-ACCLAIMED AUTHOR OF WOMEN & WINE-
VINCENT H. IVORY
ABOOKLOVERSBOOK SHELF REVIEW of WORD WORLD by Maddison
This book was entirely not what I expected. Saying that, I did not start reading this with any clear expectations, but it sidestepped them all.
When I read the opening page I have to admit I was a bit skeptical. The author, Vincent H. Ivory, jumps straight into the novel at a place where you would expect most narratives to end - at the completion of a mans, who will become our main protagonist, life's work. However, this only opens the door to the main narrative of the novel.
The premise of the other world is intriguing, a world where words matter and repercussions for a hastily spoken comment are immediate and severe. A world where things can be created or destroyed at the utterance of a word, I would absolutely love to see more of this world! It is fascinating and something I don't recall reading in the past.
This was not as sci-fi as I was expecting from the cover pictures either.

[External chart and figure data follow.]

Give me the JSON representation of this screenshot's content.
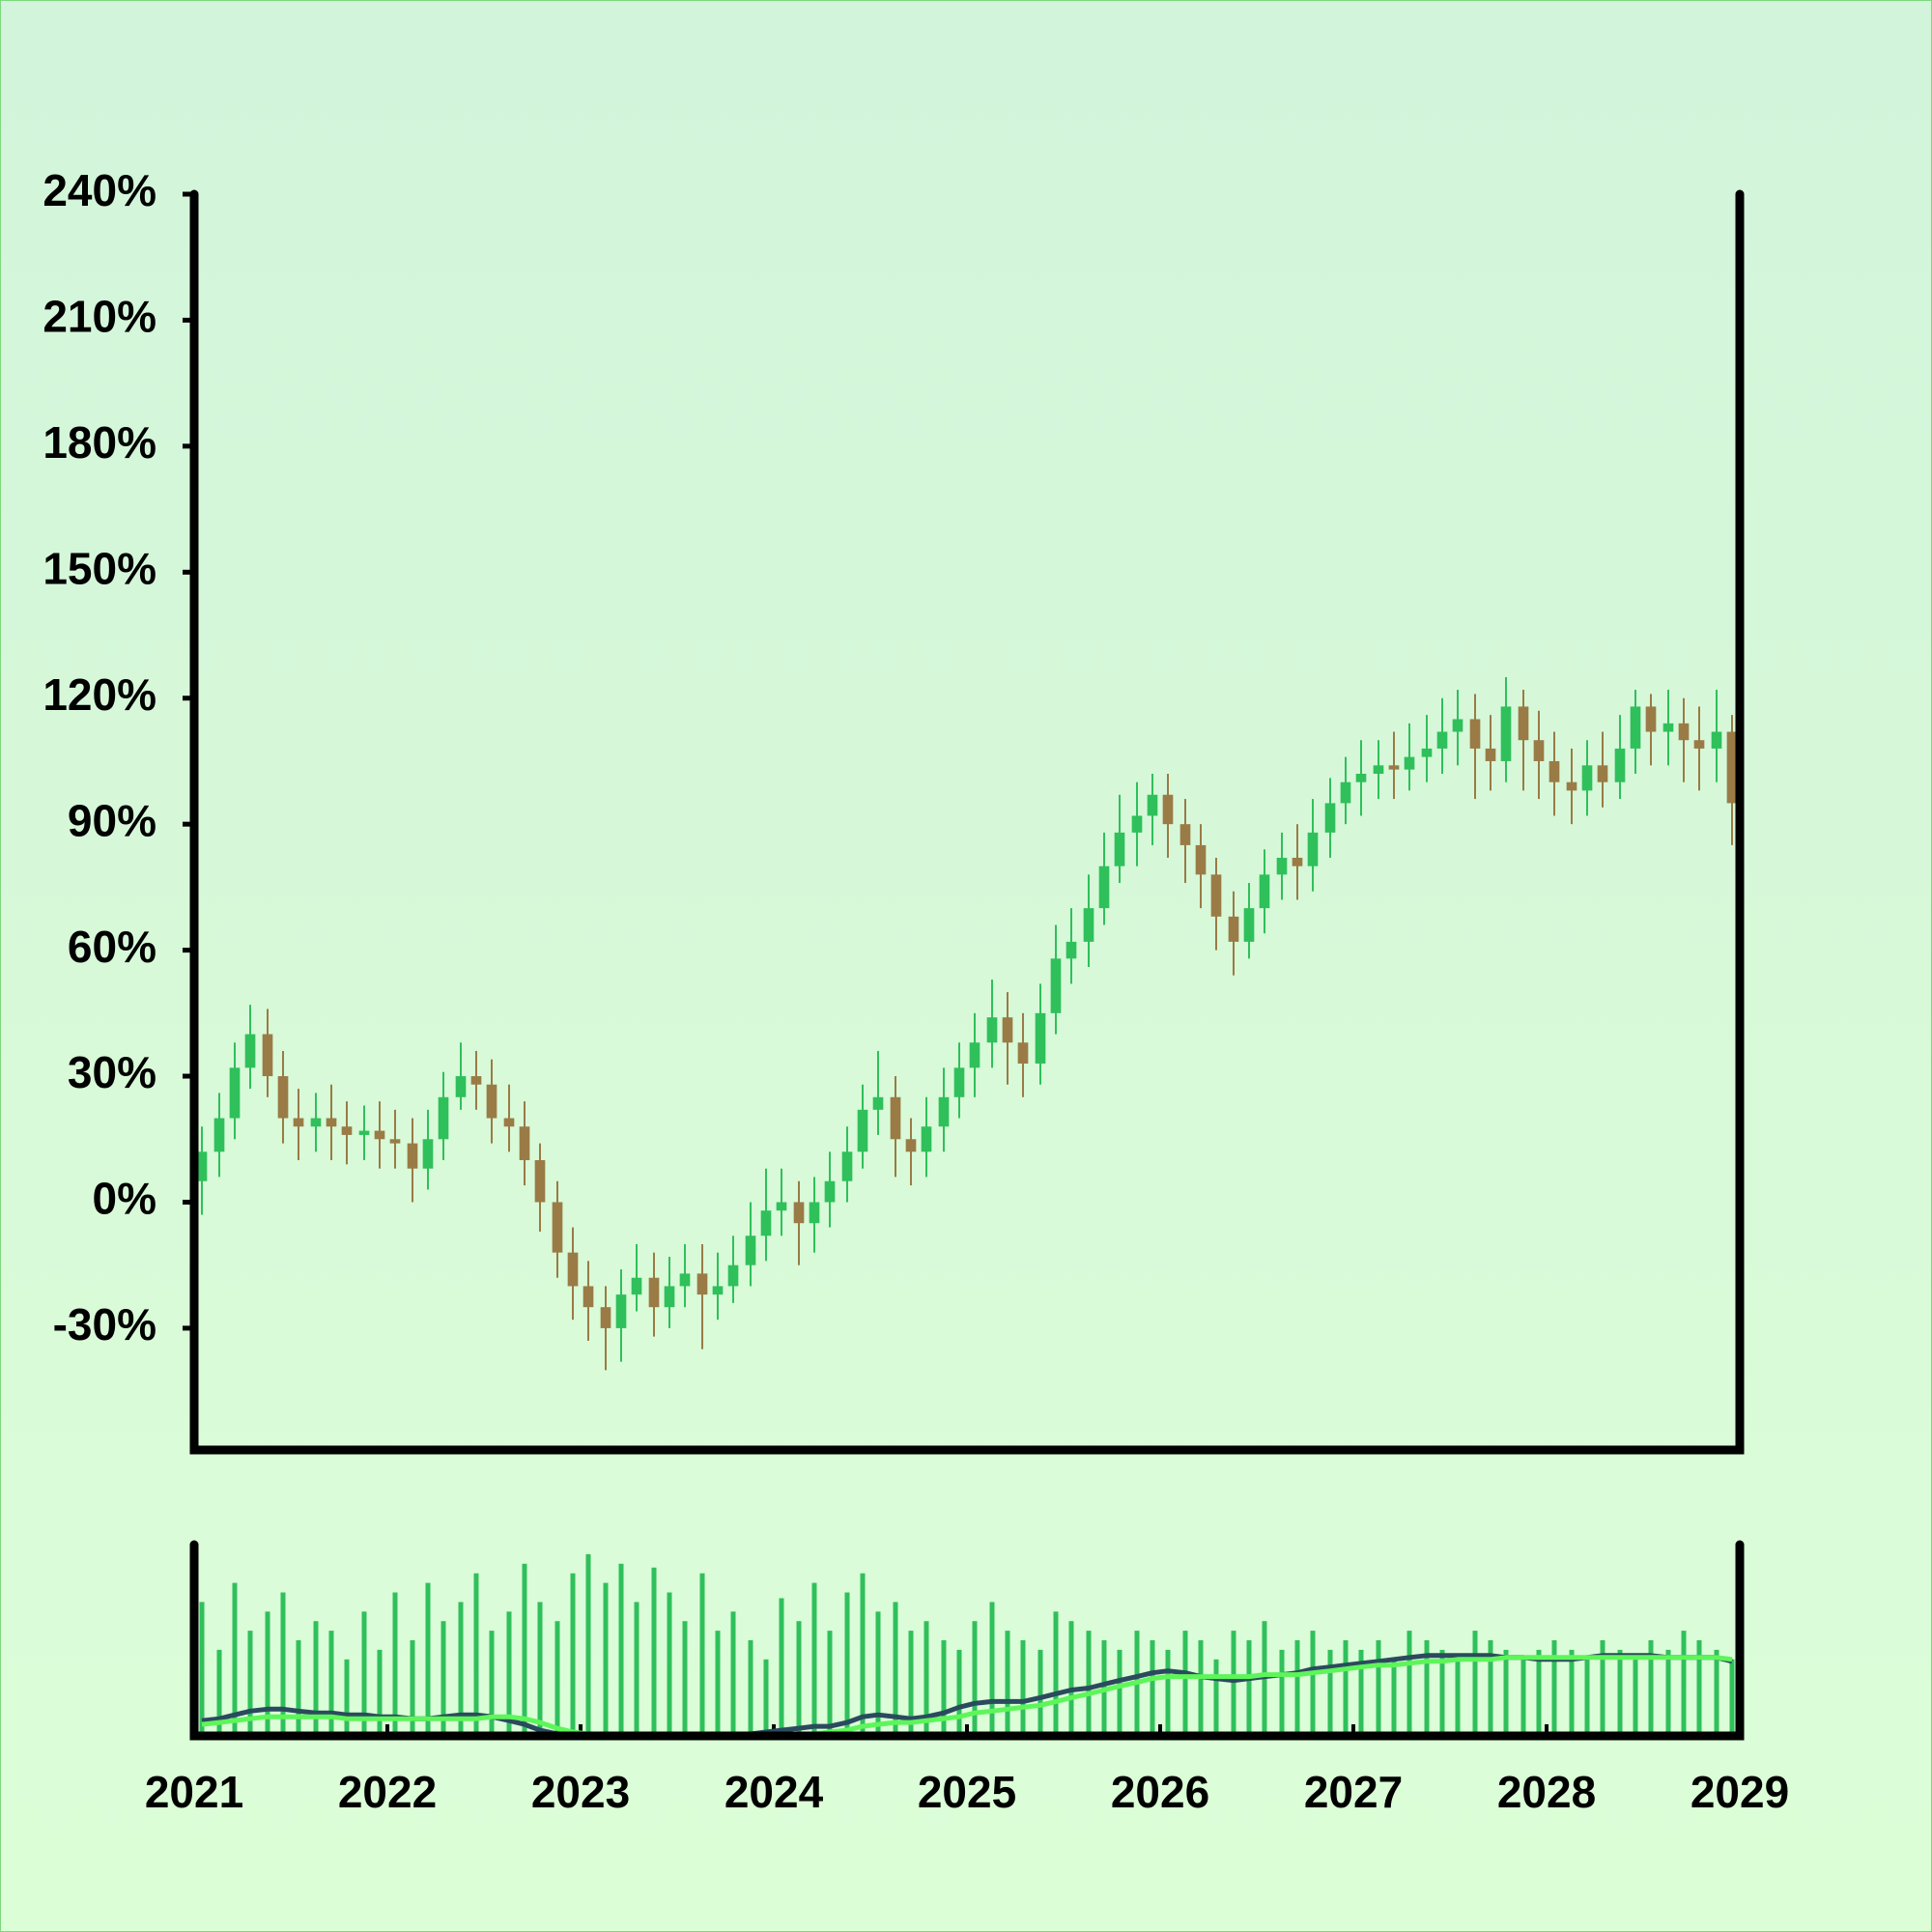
{
  "chart_data": {
    "type": "candlestick",
    "x": [
      2021.04,
      2021.13,
      2021.21,
      2021.29,
      2021.38,
      2021.46,
      2021.54,
      2021.63,
      2021.71,
      2021.79,
      2021.88,
      2021.96,
      2022.04,
      2022.13,
      2022.21,
      2022.29,
      2022.38,
      2022.46,
      2022.54,
      2022.63,
      2022.71,
      2022.79,
      2022.88,
      2022.96,
      2023.04,
      2023.13,
      2023.21,
      2023.29,
      2023.38,
      2023.46,
      2023.54,
      2023.63,
      2023.71,
      2023.79,
      2023.88,
      2023.96,
      2024.04,
      2024.13,
      2024.21,
      2024.29,
      2024.38,
      2024.46,
      2024.54,
      2024.63,
      2024.71,
      2024.79,
      2024.88,
      2024.96,
      2025.04,
      2025.13,
      2025.21,
      2025.29,
      2025.38,
      2025.46,
      2025.54,
      2025.63,
      2025.71,
      2025.79,
      2025.88,
      2025.96,
      2026.04,
      2026.13,
      2026.21,
      2026.29,
      2026.38,
      2026.46,
      2026.54,
      2026.63,
      2026.71,
      2026.79,
      2026.88,
      2026.96,
      2027.04,
      2027.13,
      2027.21,
      2027.29,
      2027.38,
      2027.46,
      2027.54,
      2027.63,
      2027.71,
      2027.79,
      2027.88,
      2027.96,
      2028.04,
      2028.13,
      2028.21,
      2028.29,
      2028.38,
      2028.46,
      2028.54,
      2028.63,
      2028.71,
      2028.79,
      2028.88,
      2028.96
    ],
    "open": [
      5,
      12,
      20,
      32,
      40,
      30,
      20,
      18,
      20,
      18,
      16,
      17,
      15,
      14,
      8,
      15,
      25,
      30,
      28,
      20,
      18,
      10,
      0,
      -12,
      -20,
      -25,
      -30,
      -22,
      -18,
      -25,
      -20,
      -17,
      -22,
      -20,
      -15,
      -8,
      -2,
      0,
      -5,
      0,
      5,
      12,
      22,
      25,
      15,
      12,
      18,
      25,
      32,
      38,
      44,
      38,
      33,
      45,
      58,
      62,
      70,
      80,
      88,
      92,
      97,
      90,
      85,
      78,
      68,
      62,
      70,
      78,
      82,
      80,
      88,
      95,
      100,
      102,
      104,
      103,
      106,
      108,
      112,
      115,
      108,
      105,
      118,
      110,
      105,
      100,
      98,
      104,
      100,
      108,
      118,
      112,
      114,
      110,
      108,
      112
    ],
    "high": [
      18,
      26,
      38,
      47,
      46,
      36,
      27,
      26,
      28,
      24,
      23,
      24,
      22,
      20,
      22,
      31,
      38,
      36,
      34,
      28,
      24,
      14,
      5,
      -6,
      -14,
      -20,
      -16,
      -10,
      -12,
      -13,
      -10,
      -10,
      -12,
      -8,
      0,
      8,
      8,
      5,
      6,
      12,
      18,
      28,
      36,
      30,
      20,
      25,
      32,
      38,
      45,
      53,
      50,
      45,
      52,
      66,
      70,
      78,
      88,
      97,
      100,
      102,
      102,
      96,
      90,
      82,
      74,
      76,
      84,
      88,
      90,
      96,
      101,
      106,
      110,
      110,
      112,
      114,
      116,
      120,
      122,
      121,
      116,
      125,
      122,
      117,
      112,
      108,
      110,
      112,
      116,
      122,
      121,
      122,
      120,
      118,
      122,
      116
    ],
    "low": [
      -3,
      6,
      15,
      27,
      25,
      14,
      10,
      12,
      10,
      9,
      10,
      8,
      8,
      0,
      3,
      10,
      22,
      22,
      14,
      12,
      4,
      -7,
      -18,
      -28,
      -33,
      -40,
      -38,
      -26,
      -32,
      -30,
      -25,
      -35,
      -28,
      -24,
      -20,
      -14,
      -8,
      -15,
      -12,
      -6,
      0,
      8,
      16,
      6,
      4,
      6,
      12,
      20,
      25,
      32,
      28,
      25,
      28,
      40,
      52,
      56,
      66,
      76,
      80,
      85,
      82,
      76,
      70,
      60,
      54,
      58,
      64,
      72,
      72,
      74,
      82,
      90,
      92,
      96,
      96,
      98,
      100,
      102,
      104,
      96,
      98,
      100,
      98,
      96,
      92,
      90,
      92,
      94,
      96,
      102,
      104,
      104,
      100,
      98,
      100,
      85
    ],
    "close": [
      12,
      20,
      32,
      40,
      30,
      20,
      18,
      20,
      18,
      16,
      17,
      15,
      14,
      8,
      15,
      25,
      30,
      28,
      20,
      18,
      10,
      0,
      -12,
      -20,
      -25,
      -30,
      -22,
      -18,
      -25,
      -20,
      -17,
      -22,
      -20,
      -15,
      -8,
      -2,
      0,
      -5,
      0,
      5,
      12,
      22,
      25,
      15,
      12,
      18,
      25,
      32,
      38,
      44,
      38,
      33,
      45,
      58,
      62,
      70,
      80,
      88,
      92,
      97,
      90,
      85,
      78,
      68,
      62,
      70,
      78,
      82,
      80,
      88,
      95,
      100,
      102,
      104,
      103,
      106,
      108,
      112,
      115,
      108,
      105,
      118,
      110,
      105,
      100,
      98,
      104,
      100,
      108,
      118,
      112,
      114,
      110,
      108,
      112,
      95
    ],
    "up_color": "#2fc05b",
    "down_color": "#9a7b46",
    "xlim": [
      2021,
      2029
    ],
    "xticks": [
      2021,
      2022,
      2023,
      2024,
      2025,
      2026,
      2027,
      2028,
      2029
    ],
    "ylim": [
      -59,
      240
    ],
    "yticks": [
      {
        "value": -30,
        "label": "-30%"
      },
      {
        "value": 0,
        "label": "0%"
      },
      {
        "value": 30,
        "label": "30%"
      },
      {
        "value": 60,
        "label": "60%"
      },
      {
        "value": 90,
        "label": "90%"
      },
      {
        "value": 120,
        "label": "120%"
      },
      {
        "value": 150,
        "label": "150%"
      },
      {
        "value": 180,
        "label": "180%"
      },
      {
        "value": 210,
        "label": "210%"
      },
      {
        "value": 240,
        "label": "240%"
      }
    ],
    "volume": {
      "color": "#2fc05b",
      "ylim": [
        0,
        100
      ],
      "values": [
        70,
        45,
        80,
        55,
        65,
        75,
        50,
        60,
        55,
        40,
        65,
        45,
        75,
        50,
        80,
        60,
        70,
        85,
        55,
        65,
        90,
        70,
        60,
        85,
        95,
        80,
        90,
        70,
        88,
        75,
        60,
        85,
        55,
        65,
        50,
        40,
        72,
        60,
        80,
        55,
        75,
        85,
        65,
        70,
        55,
        60,
        50,
        45,
        60,
        70,
        55,
        50,
        45,
        65,
        60,
        55,
        50,
        45,
        55,
        50,
        45,
        55,
        50,
        40,
        55,
        50,
        60,
        45,
        50,
        55,
        45,
        50,
        45,
        50,
        40,
        55,
        50,
        45,
        40,
        55,
        50,
        45,
        40,
        45,
        50,
        45,
        40,
        50,
        45,
        40,
        50,
        45,
        55,
        50,
        45,
        40
      ],
      "lines": [
        {
          "color": "#2b4a5e",
          "values": [
            8,
            9,
            11,
            13,
            14,
            14,
            13,
            12,
            12,
            11,
            11,
            10,
            10,
            9,
            9,
            10,
            11,
            11,
            10,
            8,
            6,
            3,
            1,
            0,
            0,
            0,
            0,
            0,
            0,
            0,
            1,
            1,
            1,
            0,
            1,
            2,
            3,
            4,
            5,
            5,
            7,
            10,
            11,
            10,
            9,
            10,
            12,
            15,
            17,
            18,
            18,
            18,
            20,
            22,
            24,
            25,
            27,
            29,
            31,
            33,
            34,
            33,
            31,
            30,
            29,
            30,
            31,
            32,
            33,
            35,
            36,
            37,
            38,
            39,
            40,
            41,
            42,
            42,
            42,
            42,
            42,
            41,
            41,
            40,
            40,
            40,
            41,
            42,
            42,
            42,
            42,
            41,
            41,
            41,
            41,
            39
          ]
        },
        {
          "color": "#5ef55a",
          "values": [
            6,
            7,
            8,
            9,
            10,
            10,
            10,
            10,
            10,
            9,
            9,
            9,
            9,
            9,
            9,
            9,
            9,
            9,
            10,
            10,
            9,
            7,
            4,
            2,
            1,
            0,
            0,
            0,
            0,
            0,
            0,
            0,
            0,
            0,
            0,
            0,
            0,
            1,
            1,
            2,
            3,
            5,
            6,
            7,
            7,
            8,
            9,
            10,
            12,
            13,
            14,
            15,
            16,
            18,
            20,
            22,
            24,
            26,
            28,
            30,
            31,
            31,
            31,
            31,
            31,
            31,
            32,
            32,
            32,
            33,
            34,
            35,
            36,
            37,
            37,
            38,
            39,
            39,
            40,
            40,
            40,
            41,
            41,
            41,
            41,
            41,
            41,
            41,
            41,
            41,
            41,
            41,
            41,
            41,
            41,
            40
          ]
        }
      ]
    }
  }
}
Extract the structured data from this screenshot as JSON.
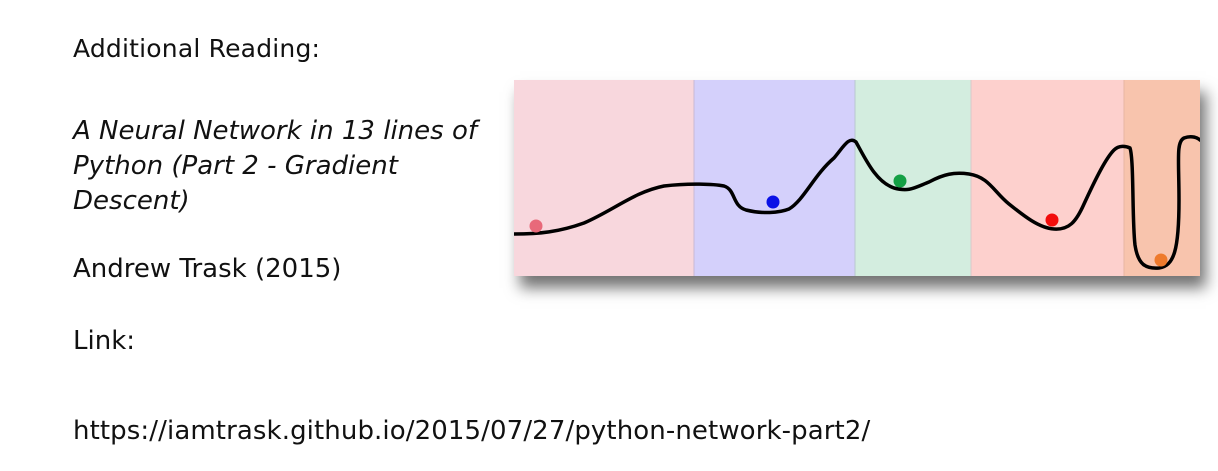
{
  "heading": "Additional Reading:",
  "reference": {
    "title": "A Neural Network in 13 lines of Python (Part 2 - Gradient Descent)",
    "author_year": "Andrew Trask (2015)",
    "link_label": "Link:",
    "url": "https://iamtrask.github.io/2015/07/27/python-network-part2/"
  },
  "figure": {
    "description_icon": "loss-landscape-illustration",
    "bands": [
      {
        "color": "#f8d7dd"
      },
      {
        "color": "#d4d0fb"
      },
      {
        "color": "#d3eddf"
      },
      {
        "color": "#fdd0cd"
      },
      {
        "color": "#f8c4ad"
      }
    ],
    "balls": [
      {
        "color": "#e8697a"
      },
      {
        "color": "#0a11e6"
      },
      {
        "color": "#14a045"
      },
      {
        "color": "#f20c0c"
      },
      {
        "color": "#ee7a2c"
      }
    ],
    "curve_color": "#000000"
  }
}
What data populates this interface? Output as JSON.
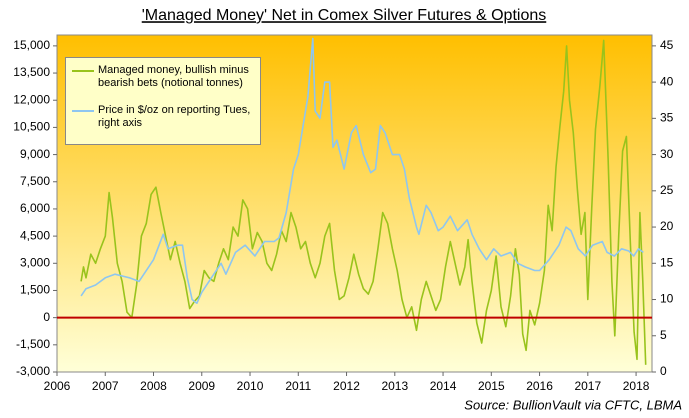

While there are definitely elements of sci-fi it also reaches into political arenas as well as humanities. Ivory does this while keeping with our current modern understandings of the corporate and political world and incorporates them as major themes in this novel to great affect. I greatly enjoyed this aspect of the novel and appreciated the divergence from the political themes normally found in sci-fi novels. By using the existing American system and values, rather than creating a whole new system Ivory adds a sense of realism and gives a commentary on the current political and social structures of major nations and corporations.
As a fair warning, there is some Christian and Jewish religion and ideologies incorporated into the story-line, however these focus more on the power of words and the intent behind them. The religious aspect is also evident in what is considered taboo or rude to say, for example negative affects are associated with using the word "hell", but as this is also the case in normal Western society and generally seems to stick to social norms, this is not a major issue to me. In no part of the novel does it feel like the author is trying to push his religious views onto the reader, in fact, the main character is anti-Church.
A few times while reading I got tripped up on some awkward tense usage, as well as a few author idiosyncrasies, but these are easily overlooked in the overall text. The other thing that disrupted my flow of reading was the frequent point of view changes, which I felt could have happened slightly less regularly without effecting the story as a whole. Other than those two things the book was a real page turner, with a well thought out plot and exciting and unexpected, or in some cases, very expected, twists. The expected twists did nothing to detract from the story as a whole, but add to the main twist at the end.